Segundo o ministro da Defesa do Brasil, Celso Amorim, que conviveu com o venezuelano desde 2003, quando assumiu o Ministério das Relações Exteriores do governo Lula, engana-se quem ache que Chávez não enxergava essa dependência e não tenha trabalhado para reduzi-la.

"Fui testemunha do esforço do presidente Chávez para diversificar a economia", disse Amorim à Carta Maior, por telefone, nesta quarta-feira (6). Segundo o ministro, até mesmo o governo brasileiro ajudou nessa direção. "Chávez buscou acordos com a ABDI, a Associação Brasileira de Desenvolvimento Industrial, que montou um escritório lá, e com a Embrapa", afirmou.

"A preocupação dele não era apenas fomentar a indústria, mas também a produção de alimentos", contou Amorim. O ministro disse que não tem dados no momento para dimensionar o resultado dessas iniciativas, mas admite que em um país com grande oferta de petróleo "tudo fica mais difícil, é natural que a economia se volte sempre para a commodity".

Liderança

De sua longa convivência com Hugo Chávez, Celso Amorim se recorda "de um grande líder apaixonado por suas ideias". Ideias como a do atendimento aos mais pobres e da integração da América Latina, esta parcialmente materializada pela criação da União das Nações Sul-americanas (Unasul), em 2008, um projeto ao qual Amorim se dedicou ativamente.

Das negociações para conformação da Unasul, para entrada da Venezuela no Mercosul e para outros projetos bi ou multilaterais, o ministro brasileiro relata “conversas difíceis” com Chávez, em que os chanceleres eram cobrados pelo ritmo "mais lento" das negociações.

"Ele dizia muitas vezes que o importante era o acordo político. Nesse momento, tentávamos mostrar as dificuldades, dar um choque de realidade. Há muita diversidade na América do Sul, alguns países buscam fazer políticas para a integração, outros acreditam que basta reduzir as tarifas que o problema está resolvido", explicou o ministro.

Mas isso não significa que Chávez não adotasse medidas pragmáticas quando necessário, conta Amorim. Diante da crise política no país entre 2002 e 2003, após a tentativa de golpe contra seu governo, o então presidente venezuelano aceitou a criação do Grupo de Amigos da Venezuela e permitiu a presença de observadores internacionais nas eleições.

"O presidente Lula estava iniciando seu mandato e foi necessário muito diálogo para que o Grupo de Amigos funcionasse. E Chávez reagiu positivamente à ideia", lembra o ministro. Eram momentos em que o mandatário venezuelano, apesar de sua personalidade assertiva, sobressaía-se pela "acuidade intelectual" e valorizava opiniões divergentes.

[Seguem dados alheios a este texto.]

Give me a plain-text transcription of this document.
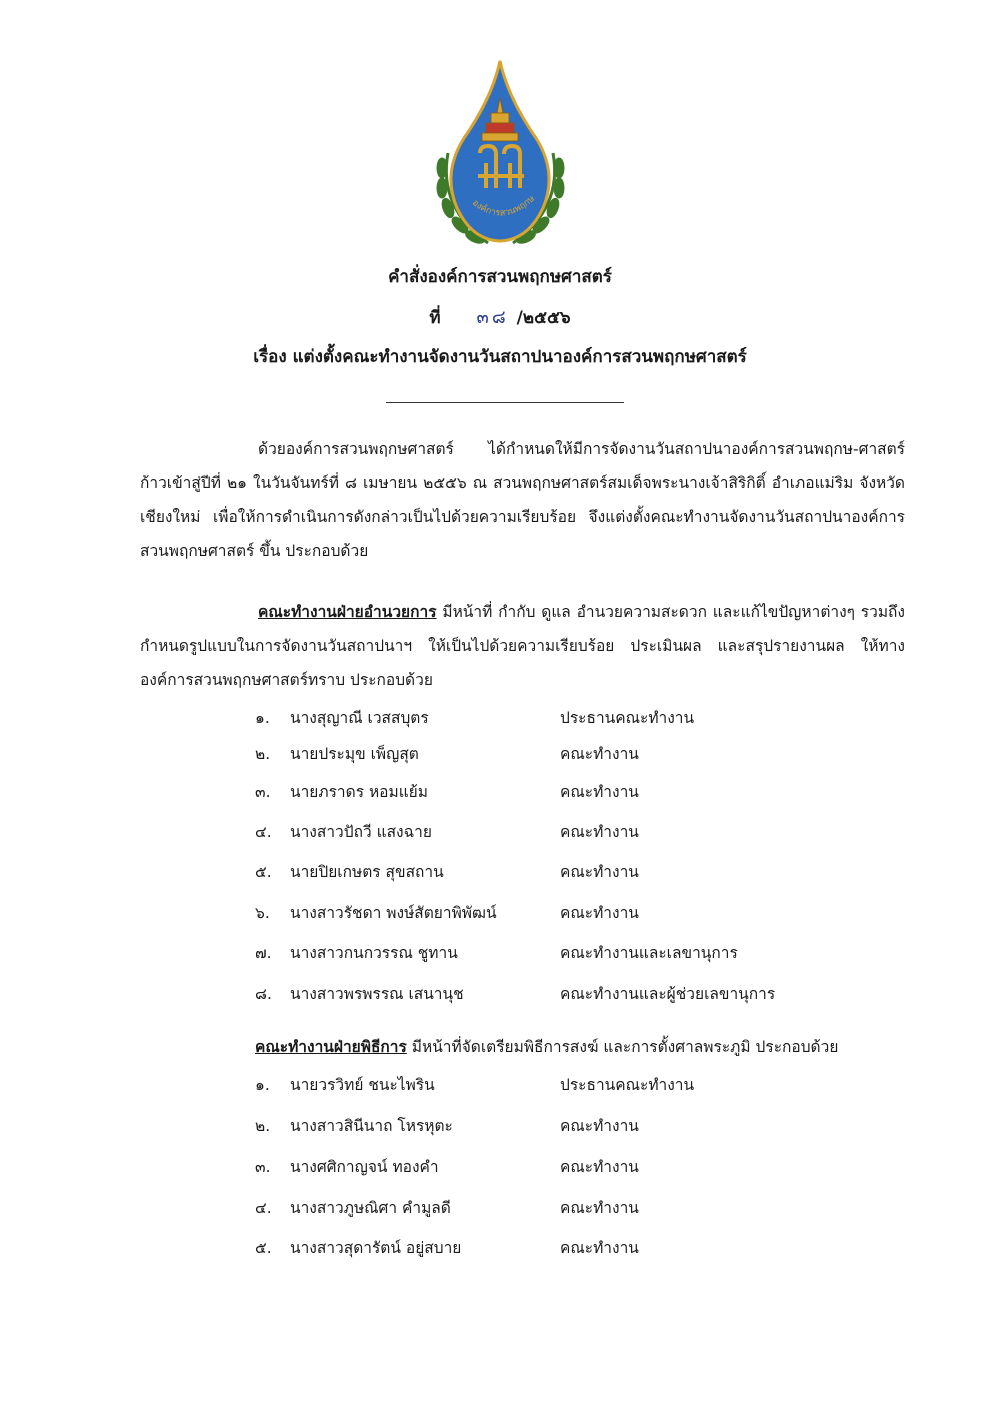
องค์การสวนพฤกษ
คำสั่งองค์การสวนพฤกษศาสตร์
ที่ ๓๘ /๒๕๕๖
เรื่อง แต่งตั้งคณะทำงานจัดงานวันสถาปนาองค์การสวนพฤกษศาสตร์
ด้วยองค์การสวนพฤกษศาสตร์ ได้กำหนดให้มีการจัดงานวันสถาปนาองค์การสวนพฤกษ-ศาสตร์ ก้าวเข้าสู่ปีที่ ๒๑ ในวันจันทร์ที่ ๘ เมษายน ๒๕๕๖ ณ สวนพฤกษศาสตร์สมเด็จพระนางเจ้าสิริกิติ์ อำเภอแม่ริม จังหวัดเชียงใหม่ เพื่อให้การดำเนินการดังกล่าวเป็นไปด้วยความเรียบร้อย จึงแต่งตั้งคณะทำงานจัดงานวันสถาปนาองค์การสวนพฤกษศาสตร์ ขึ้น ประกอบด้วย
คณะทำงานฝ่ายอำนวยการ มีหน้าที่ กำกับ ดูแล อำนวยความสะดวก และแก้ไขปัญหาต่างๆ รวมถึงกำหนดรูปแบบในการจัดงานวันสถาปนาฯ ให้เป็นไปด้วยความเรียบร้อย ประเมินผล และสรุปรายงานผล ให้ทางองค์การสวนพฤกษศาสตร์ทราบ ประกอบด้วย
๑.	นางสุญาณี เวสสบุตร	ประธานคณะทำงาน
๒.	นายประมุข เพ็ญสุต	คณะทำงาน
๓.	นายภราดร หอมแย้ม	คณะทำงาน
๔.	นางสาวปัถวี แสงฉาย	คณะทำงาน
๕.	นายปิยเกษตร สุขสถาน	คณะทำงาน
๖.	นางสาวรัชดา พงษ์สัตยาพิพัฒน์	คณะทำงาน
๗.	นางสาวกนกวรรณ ชูทาน	คณะทำงานและเลขานุการ
๘.	นางสาวพรพรรณ เสนานุช	คณะทำงานและผู้ช่วยเลขานุการ
คณะทำงานฝ่ายพิธีการ มีหน้าที่จัดเตรียมพิธีการสงฆ์ และการตั้งศาลพระภูมิ ประกอบด้วย
๑.	นายวรวิทย์ ชนะไพริน	ประธานคณะทำงาน
๒.	นางสาวสินีนาถ โหรหุตะ	คณะทำงาน
๓.	นางศศิกาญจน์ ทองคำ	คณะทำงาน
๔.	นางสาวภูษณิศา คำมูลดี	คณะทำงาน
๕.	นางสาวสุดารัตน์ อยู่สบาย	คณะทำงาน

Amorim recorda-se de um episódio que comprovaria isso:

"A entrada da Venezuela no Mercosul foi um processo demorado, porque havia muitos detalhes para discutir, toda a questão da política comercial. Nas reuniões, Chávez reclamava da burocracia, dizia que o acordo político já estava fechado. Então eu pedi que ele escutasse uma história. Um rei na Grécia antiga queria aprender geometria e perguntou quem era o maior especialista no assunto. Responderam que era Euclides, que acabou convocado para a tarefa. Euclides, então, foi até o rei com uma pilha de livros repletos de postulados, axiomas e teoremas. Mas o rei disse que não estava interessado em tudo aquilo, que queria saber logo as conclusões. Então Euclides explicou: 'não existe estrada real na geometria'. Minutos depois Chávez foi interrompido por assessores para discutir um outro acordo comercial. Questionado sobre um item, afirmou ao assessor que ele já estava previsto em um dos artigos. Então olhou pra mim e disse: 'já estou aprendendo geometria'".